12 Juni 2008

"YA UDAH, AKU KABUR AJA!!"

Mengancam pergi dari rumah kerap dilancarkan anak usia sekolah dasar. Ada apa??

Masih ingat berita tentang anak yang kabur dari rumah dengan membawa uang Rp100 juta? Tentu itu bukan satu-satunya kasus anak kabur dari rumah. Kasus anak kabur cukup banyak terjadi dengan latar belakang kisah berbeda. Kebanyakan dari mereka kabur ke rumah tetangga, teman, atau kerabat. Kaburnya pun sebatas beberapa jam saja, tak sampai berhari-hari. Maklum, ruang lingkup penjelajahan anak 6- 12 tahun masih terbatas. Yang jadi pertanyaan, alasan apa yang mendorong seorang anak berani kabur dari rumah?

Meskipun daya jelajahnya masih terbatas, kemampuan berpikir anak usia sekolah rupanya sudah sangat berkembang dibandingkan sebelumnya. Ia sudah mampu menyerap berbagai informasi entah itu dari teve, koran, majalah, dan pergaulan. Anak usia ini pun sudah bisa memutuskan apa yang akan dilakukan, selain sudah mengerti nilai uang. Pendek kata, anak usia ini relatif merasa bisa melakukan sesuatu secara mandiri. Termasuk keberanian untuk kabur dari rumah.

KURANG PERHATIAN

Lalu apa saja faktor yang bisa memicu anak kabur dari rumah??

* Dimarahi orangtua

Kalau kita perhatikan, kasus anak kabur dari rumah rata-rata lantaran habis dimarahi orangtua. Artinya, anak merasa tak nyaman dan tak aman berada di rumah berhubung faktor utama ini tak didapatnya di rumah. Perasaannya jadi kesal dan bete gara-gara dimarahi, akhirnya dia memilih kabur dari rumah, entah itu ke rumah teman, tetangga atau kerabat.

* Meniru dari media

Faktor lainnya adalah peniruan. Dalam hal ini, pengaruh dari media massa, terutama teve, sangat luar biasa dalam memberi dampak kurang baik bagi anak. Misalnya, berita mengenai anak kabur, anak bunuh diri, anak tak mau sekolah dengan alasan tak ada uang, semua itu ditonton dan masuk dalam pemikiran anak. Ujung-ujungnya, informasi semacam itu dapat memancingnya bersikap serupa ketika menemukan masalah yang sama. Kalau kemudian merasa tak nyaman di rumah, yang tercetus dalam pikiran anak adalah kabur.

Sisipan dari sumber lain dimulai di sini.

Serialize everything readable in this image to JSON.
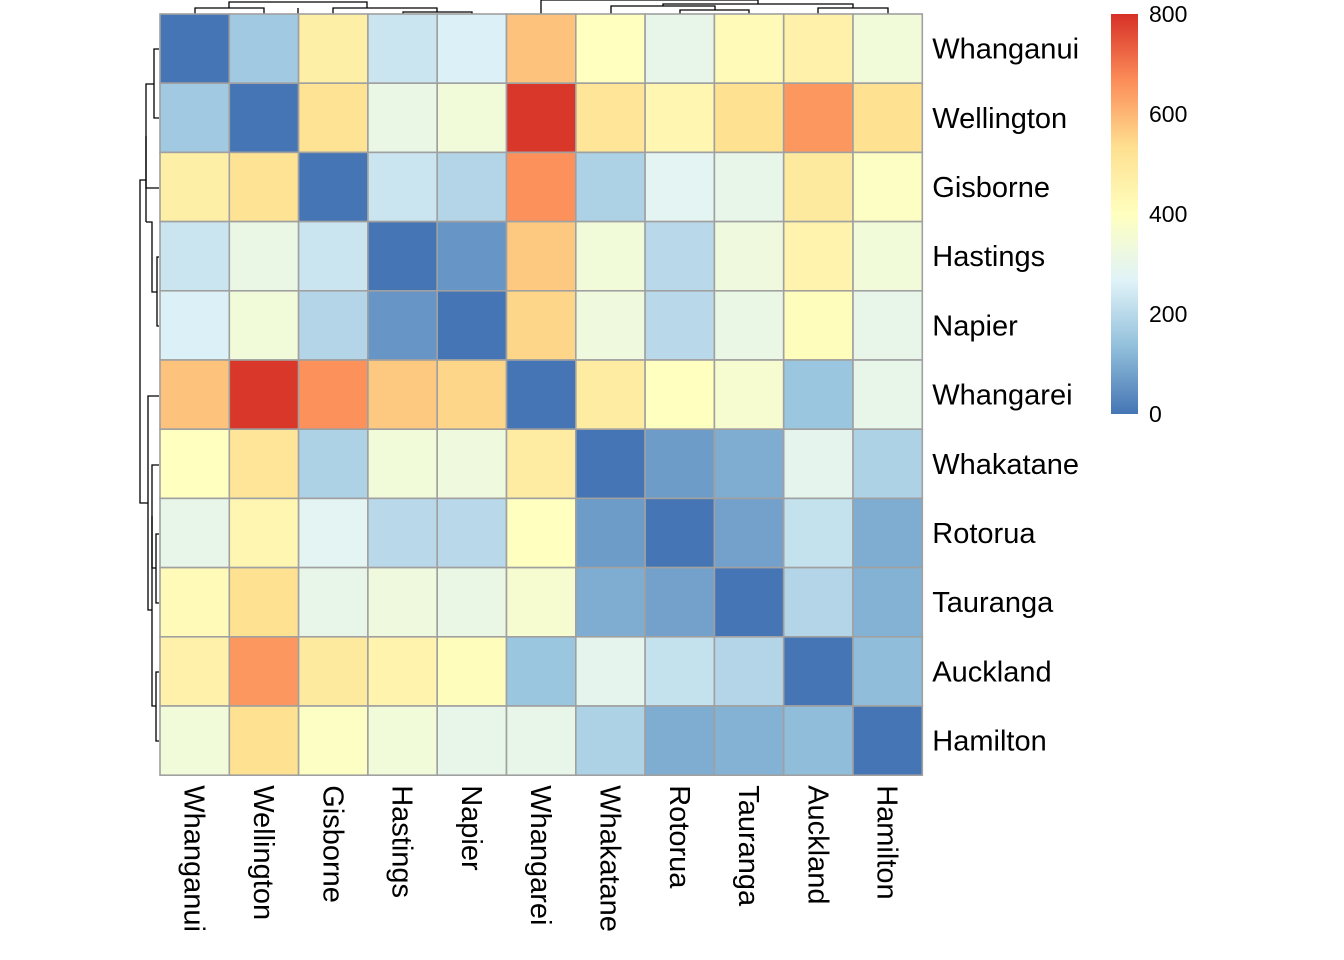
{
  "chart_data": {
    "type": "heatmap",
    "title": "",
    "xlabel": "",
    "ylabel": "",
    "rows": [
      "Whanganui",
      "Wellington",
      "Gisborne",
      "Hastings",
      "Napier",
      "Whangarei",
      "Whakatane",
      "Rotorua",
      "Tauranga",
      "Auckland",
      "Hamilton"
    ],
    "columns": [
      "Whanganui",
      "Wellington",
      "Gisborne",
      "Hastings",
      "Napier",
      "Whangarei",
      "Whakatane",
      "Rotorua",
      "Tauranga",
      "Auckland",
      "Hamilton"
    ],
    "values": [
      [
        0,
        160,
        470,
        230,
        260,
        580,
        400,
        300,
        420,
        460,
        340
      ],
      [
        160,
        0,
        520,
        310,
        340,
        790,
        510,
        440,
        530,
        650,
        530
      ],
      [
        470,
        520,
        0,
        230,
        190,
        660,
        180,
        280,
        300,
        490,
        390
      ],
      [
        230,
        310,
        230,
        0,
        60,
        570,
        340,
        200,
        330,
        450,
        340
      ],
      [
        260,
        340,
        190,
        60,
        0,
        550,
        330,
        200,
        310,
        410,
        300
      ],
      [
        580,
        790,
        660,
        570,
        550,
        0,
        480,
        400,
        360,
        150,
        300
      ],
      [
        400,
        510,
        180,
        340,
        330,
        480,
        0,
        70,
        100,
        290,
        180
      ],
      [
        300,
        440,
        280,
        200,
        200,
        400,
        70,
        0,
        80,
        220,
        100
      ],
      [
        420,
        530,
        300,
        330,
        310,
        360,
        100,
        80,
        0,
        190,
        110
      ],
      [
        460,
        650,
        490,
        450,
        410,
        150,
        290,
        220,
        190,
        0,
        130
      ],
      [
        340,
        530,
        390,
        340,
        300,
        300,
        180,
        100,
        110,
        130,
        0
      ]
    ],
    "color_scale": {
      "min": 0,
      "max": 800,
      "ticks": [
        "0",
        "200",
        "400",
        "600",
        "800"
      ],
      "colors": [
        "#4575b4",
        "#91bfdb",
        "#e0f3f8",
        "#ffffbf",
        "#fee090",
        "#fc8d59",
        "#d73027"
      ]
    },
    "grid_color": "#a0a0a0",
    "legend_position": "top-right"
  }
}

* Kurang mendapat perhatian

Boleh jadi anak kabur dari rumah lantaran kurang mendapat perhatian orangtua. Nah, kalau ternyata ketika kabur dari rumah dia mendapat perhatian dari orangtua, aksi ini kemudian dijadikan alat bagi anak untuk menarik perhatian. Lain kali ketika anak merasa kurang mendapat perhatian lagi, maka dengan cara kaburlah dia kembali berusaha mencari perhatian. Kelak ketika beranjak remaja atau dewasa pun, perilaku seperti ini sangat mungkin menjadi sesuatu yang biasa baginya.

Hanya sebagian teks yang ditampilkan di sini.